Bild: Richard Wheeler/Wikimedia Commons.

Bild: Richard Wheeler/Wikimedia Commons.

Als eine Art Werbung für die Nachrichtenseite eines anderen Wissenschaftsorgans – und um jeden Zweifel auszuräumen, dass ich ein absoluter Technophob bin – veröffentliche ich gerne Informationen über kürzliche pflanzenrelevante DNA-Sequenzierungsaktivitäten (ursprünglich bezogen von den Artikel von Hannah Waters at http://www.the-scientist.com/news/display/58161/), welches beinhaltet: Leptosphaeria maculans (Genomgröße: 45 Millionen Basenpaare, MBP), ein pathogener Ascomyceten-Pilz, der Stammkrebs bei Mitgliedern der Brassicaceae verursacht (zu dieser Familie gehören so wichtige Mitglieder wie Arabidopsis, Raps und Kohl) (Thierry Rouxel et al., Nature Communications veröffentlicht 2: 202; doi:10.1038/ncomms1189); Weizenstammrostpilz, Puccinia graminis (88.6 MBP), zu dem auch der berüchtigte Ug99-Stamm gehört, der derzeit die weltweiten Weizenernten bedroht; und der unpopuläre Pappelblattrostpilz, Melampsora larici-populina (101.1 MBP) (Sébastien Duplessis und Mitarbeiter, PNAS; doi:10.1073/pnas.1019315108).
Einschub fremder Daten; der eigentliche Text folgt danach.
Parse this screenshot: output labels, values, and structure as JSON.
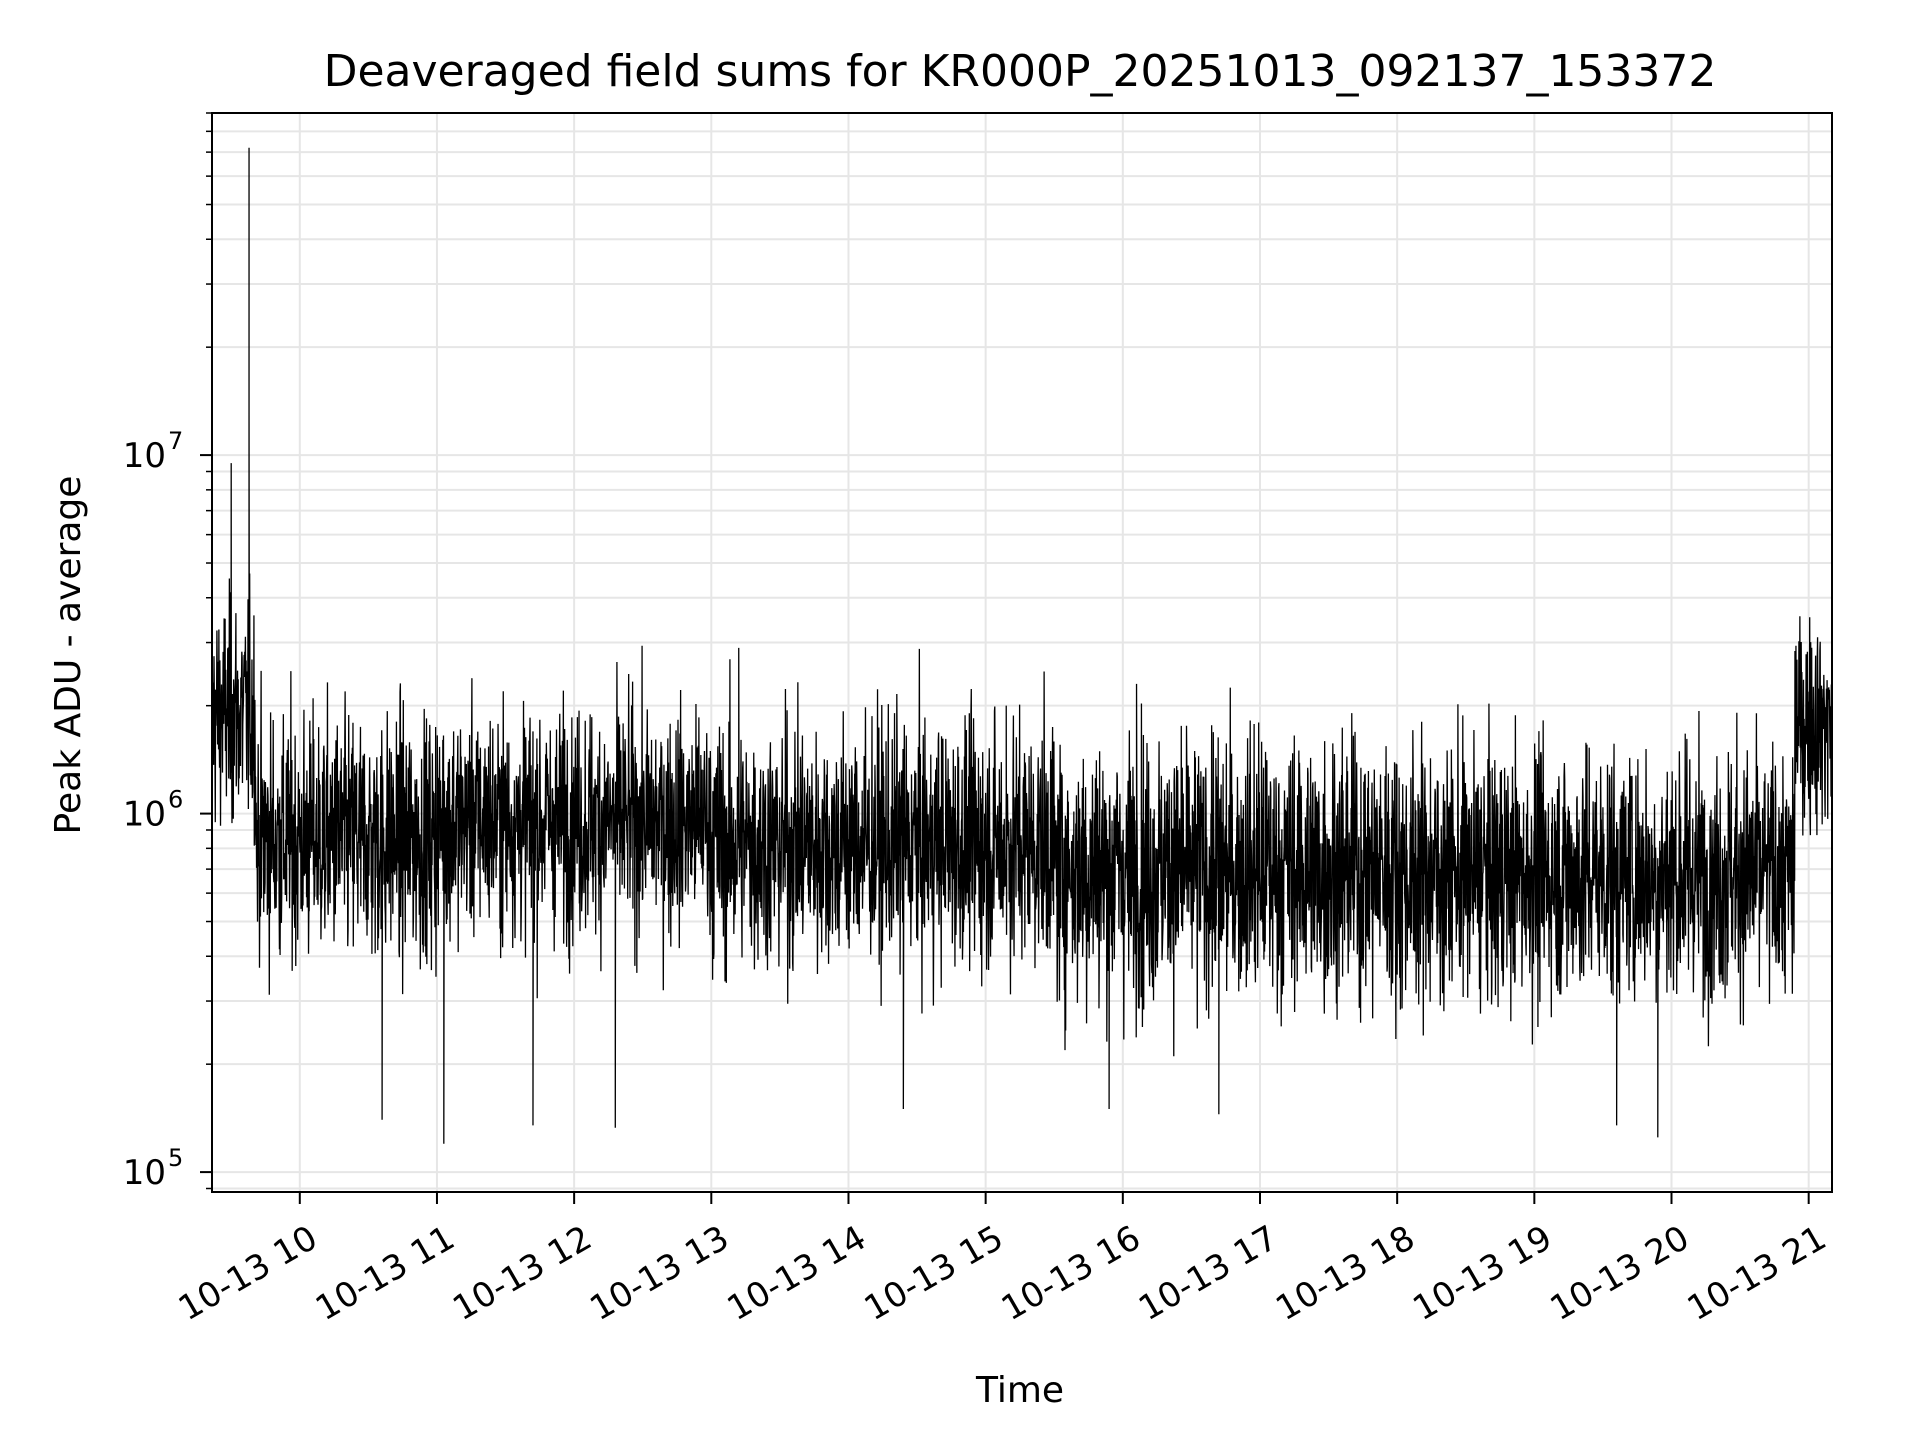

Einzellige Autotrophe bekommen einen Einblick mit Aureococcus anophagefferens (56 MBP), eine schädliche Algenblüte (HAB) verursachende Pelagophytenart (http://en.wikipedia.org/wiki/List_of_eukaryotic_picoplankton_species). Unter Verwendung eines ökogenomischen Ansatzes, Christopher Gobler et al. (PNAS 108: 4352–4357, 2011) zeigen, dass die Alge mehr Gene hat, die an der Lichternte, der Verwendung von organischem Kohlenstoff und Stickstoff beteiligt sind als das konkurrierende Phytoplankton, was ihr vermutlich hilft, zu blühen und die Konkurrenz zu überwältigen. Darüber hinaus wird angenommen, dass Gene für die Synthese mikrobieller Abschreckungsmittel ihre Vermehrung mit verringerten Sterblichkeitsverlusten während der Blüte weiter erleichtern. Und DNA-haltige Organellen werden nicht übersehen: die Chloroplasten von Bryopsis hypnoides (153 000 Basenpaare), eine siphonische Grünalge (Fang Lü et al., PLoS ONE 6: e14663; doi:10.1371/journal.pone.0014663, 2011).